À Beyrouth, des escaliers endommagés par l’explosion du port ont d’abord été remodelés dans Minecraft. Des enfants y ont ajouté un toboggan, des bancs ombragés et des mains courantes transformées en tubes acoustiques. Plusieurs de ces idées ont ensuite été construites pour de vrai. Cette histoire, racontée dans une enquête du New York Times, montre un usage assez inattendu du jeu de Mojang : donner aux habitants une place dans les projets qui transforment leur quartier.
À Beyrouth, leurs idées sont sorties de l’écran
Dans les quartiers de Mar Mikhael et Gemmayzeh, les escaliers de St Nicolas, Vendôme et Laziza servent aussi de lieux de rencontre. L’explosion du port de Beyrouth, le 4 août 2020, avait endommagé ces espaces. ONU-Habitat et l’association Catalytic Action ont alors organisé des ateliers avec de jeunes habitants.
Après avoir observé les lieux, les participants ont dessiné leurs propositions, puis les ont intégrées à une reproduction dans Minecraft. Ils ont demandé davantage de végétation, des assises, de l’éclairage et des équipements pour jouer.
Le projet présenté par Catalytic Action a finalement repris plusieurs de ces idées. Des mains courantes et des sièges facilitent désormais le passage des personnes âgées. Des éléments colorés, un toboggan et des jeux sensoriels ont également été installés. Minecraft n’a pas servi à produire directement les plans du chantier, mais à rendre les besoins des habitants visibles et compréhensibles.

Le jeu remplace le jargon des urbanistes
La méthode porte un nom, Block by Block. Une reproduction du quartier est préparée dans Minecraft après une visite du site. Les participants peuvent y ajouter leurs idées et défendre leurs choix sans maîtriser un logiciel d’architecture. Les propositions retenues sont ensuite traduites en dessins techniques. Le budget, la sécurité et l’entretien restent des contraintes bien réelles.
Le principal apport du jeu se trouve ailleurs. Un enfant habitué à Minecraft peut montrer en quelques minutes où placer une rampe, un terrain ou un banc. Face aux adultes et aux techniciens, il ne se contente plus de répondre à un questionnaire. Il manipule lui-même le projet.
Nous évoquions déjà Block by Block dans notre analyse de l’impact social et éducatif de Minecraft. Les réalisations permettent désormais d’en mesurer les effets.

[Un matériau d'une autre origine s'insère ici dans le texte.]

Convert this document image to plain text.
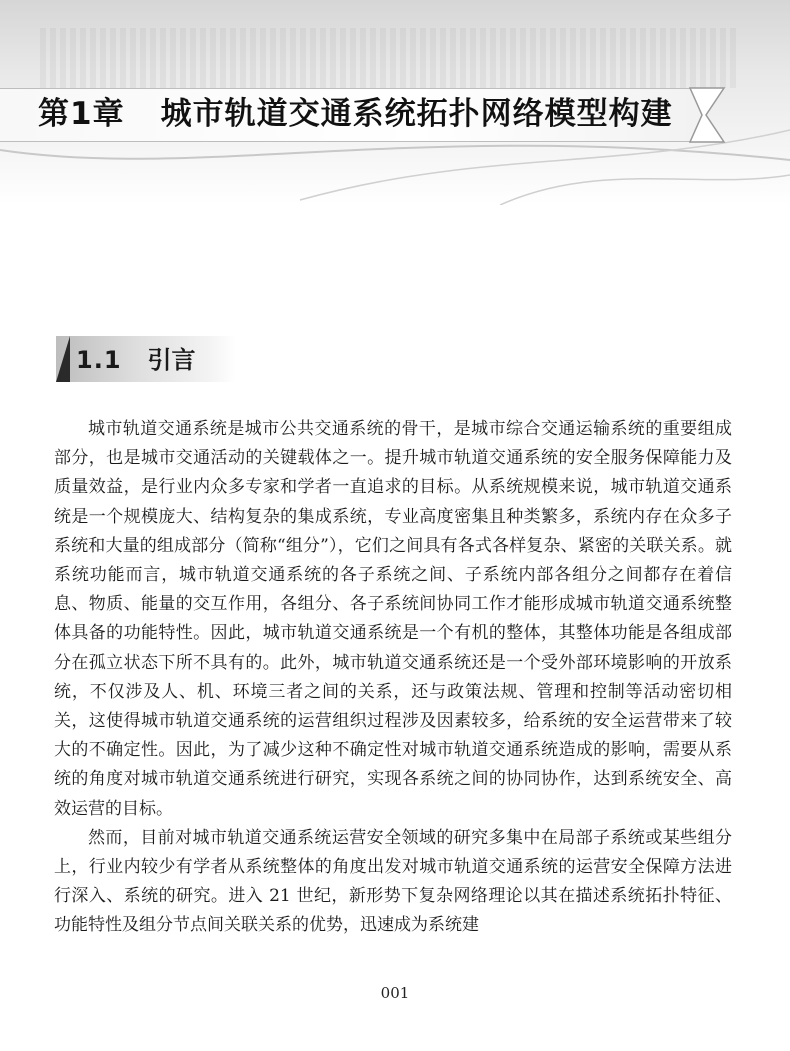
第1章 城市轨道交通系统拓扑网络模型构建
1.1 引言

城市轨道交通系统是城市公共交通系统的骨干，是城市综合交通运输系统的重要组成部分，也是城市交通活动的关键载体之一。提升城市轨道交通系统的安全服务保障能力及质量效益，是行业内众多专家和学者一直追求的目标。从系统规模来说，城市轨道交通系统是一个规模庞大、结构复杂的集成系统，专业高度密集且种类繁多，系统内存在众多子系统和大量的组成部分（简称“组分”），它们之间具有各式各样复杂、紧密的关联关系。就系统功能而言，城市轨道交通系统的各子系统之间、子系统内部各组分之间都存在着信息、物质、能量的交互作用，各组分、各子系统间协同工作才能形成城市轨道交通系统整体具备的功能特性。因此，城市轨道交通系统是一个有机的整体，其整体功能是各组成部分在孤立状态下所不具有的。此外，城市轨道交通系统还是一个受外部环境影响的开放系统，不仅涉及人、机、环境三者之间的关系，还与政策法规、管理和控制等活动密切相关，这使得城市轨道交通系统的运营组织过程涉及因素较多，给系统的安全运营带来了较大的不确定性。因此，为了减少这种不确定性对城市轨道交通系统造成的影响，需要从系统的角度对城市轨道交通系统进行研究，实现各系统之间的协同协作，达到系统安全、高效运营的目标。

然而，目前对城市轨道交通系统运营安全领域的研究多集中在局部子系统或某些组分上，行业内较少有学者从系统整体的角度出发对城市轨道交通系统的运营安全保障方法进行深入、系统的研究。进入 21 世纪，新形势下复杂网络理论以其在描述系统拓扑特征、功能特性及组分节点间关联关系的优势，迅速成为系统建

001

Des parcs accessibles conçus avec les habitants
À Solo, en Indonésie, des habitants ont utilisé Minecraft pour repenser une berge négligée de la rivière Pepe. Le parc réalisé à Mangkubumen comprend désormais des rampes, des mains courantes, des bandes de guidage et des équipements sportifs.
À Belo Horizonte, au Brésil, des ateliers avec des élèves ont accompagné la transformation des berges inondables de l’Onça. Deux parcs linéaires ont remplacé une partie des terrains dégradés. Block by Block documente cette réalisation comme un projet collectif, pas comme une construction copiée depuis le jeu.

Cette nuance compte. Minecraft ne décide ni du budget ni de la faisabilité. Il fournit une maquette que presque tout le monde peut modifier, là où un plan technique réserve habituellement la discussion aux spécialistes.
La méthode survivra à la fondation
Depuis 2012, Block by Block indique avoir soutenu plus de 150 projets dans 55 pays, avec plus de 30 000 participants. Le programme a travaillé sur des parcs, des marchés, des rues et des berges.
Son avenir change pourtant de forme. Selon le New York Times, les financements de base apportés par Mojang et d’autres partenaires ont pris fin en 2025, entraînant la fermeture de la fondation. ONU-Habitat doit poursuivre cette approche dans un nouveau programme appelé Games for Urban Futures, qui pourrait employer d’autres jeux.
Minecraft aura donc peut-être servi de point de départ plutôt que d’outil définitif. Minecraft Education avait déjà fait entrer le jeu dans les salles de classe. Block by Block va plus loin en utilisant les constructions virtuelles pour peser sur un véritable projet public.
Le résultat ne ressemble pas toujours exactement au monde Minecraft créé pendant l’atelier. C’est plutôt bon signe. Cela signifie que le jeu n’a pas remplacé les habitants, les architectes ou les décisions collectives. Il leur a permis de travailler sur la même maquette.